Amit Gupta, Prime Focus
Shaxeb Shaikh | 05 November 2007
For years now, Indian animators and graphic designers have only been helping hands on visual effects shots for Hollywood movies. Franchises including ‘The Lord of the Rings’, ‘Spiderman’ and ‘Shrek’ have all had Indian professionals working on them, albeit in rather small ways. But even with all this experience, Indian companies have never been given the opportunity to handle all visual effects for a movie. Prime Focus, a leading VFX and post production company in India has shattered this barrier and produced visual effects for over 100 shots for ‘28 Weeks Later’. Released on May 11, 2007, the sequel to the cult hit ‘28 Days Later’ reached the top 5 of both the US and UK movie charts and has received rave reviews across the globe for its bloodcurdling plotline and visual effects. We hooked up with the affable Amit Gupta and spoke about ‘28 Weeks Later’ (Find the trailer on the CHIP-DVD) and the prospect of Indian companies executing visual effects in Hollywood movies.
Q. Finally, the Digital Intermediate (D.I.) process and the VFX of a Hollywood movie (‘28 Weeks Later’) have been handled entirely by an Indian firm, Prime Focus. Even though there have always been Indians involved on major projects, none have ever been given the opportunity to undertake a complete project. What took this development so long?
A. (Instantly) Perception business. Nobody in Hollywood thinks that we (Indians) are capable of handling a complete project. We have always been just a low cost solution for the foreign VFX market. So, we may do even a ‘Spiderman’ but we would still end up doing clean-up shots and are never offered the major shots which would have the hero, some other significant mug shots or the really good-looking sequences. We would be offered clean-up shots at dirt cheap rates compared to the prices of an American or British VFX company.
Q. Do you think this is the beginning of an exciting trend which will see more Indian VFX companies get complete start-to-end projects from the west?

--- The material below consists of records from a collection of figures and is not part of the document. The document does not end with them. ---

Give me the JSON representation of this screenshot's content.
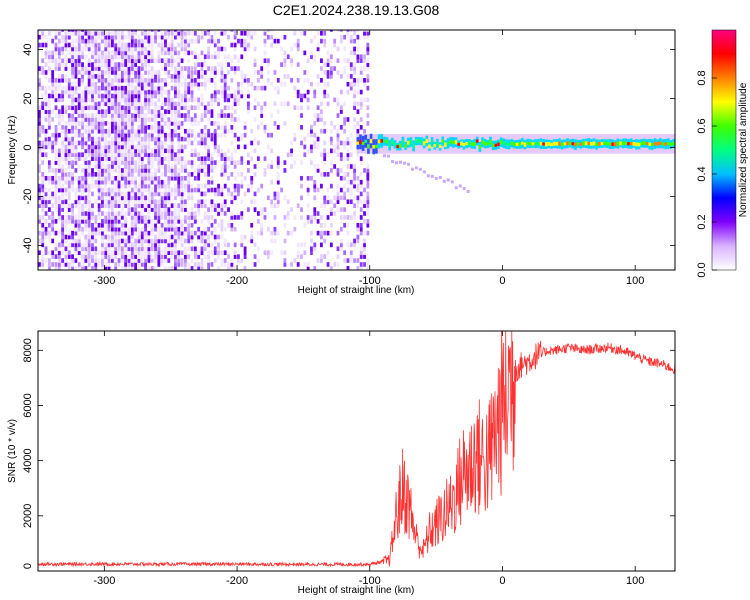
{
  "title": "C2E1.2024.238.19.13.G08",
  "chart_data": [
    {
      "type": "heatmap",
      "xlabel": "Height of straight line (km)",
      "ylabel": "Frequency (Hz)",
      "xlim": [
        -350,
        130
      ],
      "ylim": [
        -50,
        48
      ],
      "xticks": [
        -300,
        -200,
        -100,
        0,
        100
      ],
      "yticks": [
        -40,
        -20,
        0,
        20,
        40
      ],
      "colorbar": {
        "label": "Normalized spectral amplitude",
        "range": [
          0,
          1
        ],
        "ticks": [
          "0.0",
          "0.2",
          "0.4",
          "0.6",
          "0.8"
        ],
        "colors": [
          "#ffffff",
          "#d9b3ff",
          "#8000ff",
          "#0000ff",
          "#00c0ff",
          "#00ff80",
          "#40ff00",
          "#ffff00",
          "#ff8000",
          "#ff0000",
          "#ff0080"
        ]
      },
      "noise_region": {
        "x": [
          -350,
          -100
        ],
        "y": [
          -50,
          48
        ]
      },
      "signal_track": {
        "x": [
          -110,
          130
        ],
        "center_freq": 1.5,
        "width_hz": 4
      }
    },
    {
      "type": "line",
      "xlabel": "Height of straight line (km)",
      "ylabel": "SNR (10 * v/v)",
      "xlim": [
        -350,
        130
      ],
      "ylim": [
        0,
        8700
      ],
      "xticks": [
        -300,
        -200,
        -100,
        0,
        100
      ],
      "yticks": [
        0,
        2000,
        4000,
        6000,
        8000
      ],
      "color": "#ff3030",
      "series": [
        {
          "x": [
            -350,
            -300,
            -250,
            -200,
            -150,
            -100,
            -85,
            -80,
            -75,
            -70,
            -65,
            -60,
            -55,
            -50,
            -45,
            -40,
            -35,
            -30,
            -25,
            -20,
            -15,
            -10,
            -5,
            0,
            5,
            10,
            15,
            20,
            25,
            30,
            35,
            40,
            50,
            60,
            70,
            80,
            90,
            100,
            110,
            120,
            130
          ],
          "values": [
            250,
            250,
            250,
            250,
            240,
            240,
            400,
            2000,
            3000,
            2300,
            1200,
            700,
            1400,
            1700,
            2000,
            2300,
            2800,
            3500,
            3700,
            4200,
            4000,
            4100,
            5000,
            6000,
            6800,
            7300,
            7500,
            7600,
            7800,
            7900,
            8000,
            8000,
            8100,
            8000,
            8050,
            8100,
            8000,
            7800,
            7600,
            7500,
            7300
          ]
        }
      ]
    }
  ]
}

A. As I mentioned earlier, it is a matter of perception and gaining the confidence of the client, no matter what it takes. From an Indian point of view, the international market is virgin and we have found a barrier and then the way around it. We took the route of taking over a British company but that’s not the only way to get entire projects. The other VFX firms here will have to find their own ways to achieve these ends. At the end of the day, it is a case of the chicken and the egg. You need to find yourself a big start-to-end project and then the offers and openings follow.
Q.28 Weeks Later: can you tell us about your pipeline, the workforce and technology used?
A. It consisted of basic file and data structure management, and an approval process with the client. Our data structure at all our facilities is standardized hence the file structure and naming, the software used, the colors across monitors in London and India, are all standardized. There is usually a huge requirement of 2D and 3D data on projects like ‘28 Weeks Later’, there needs to be an efficient film production pipeline to manage all the data and we have made our proprietary model. With respect to the shot approvals, we break it up into different parts instead of just sending the final edited shot and waiting for the client to send changes and then reworking them. So, we send layouts of the shot, then the edits, so on and so forth by which we maintain a tight progressive workflow.
Q. Considering the rate at which Prime Focus is growing, and this development of executing start-to-end visual effects for a mainstream Hollywood movie, do you think there are brighter days ahead for animation and graphics design students?
A. Absolutely. At this facility (Prime Focus, Goregaon), we had a strength of 40 people just around a year ago. This figure is now at a 160 and it is exponentially growing. We usually employ at the average rate of 2-3 employees per week. So it sure looks like an exciting time for animation and graphic students!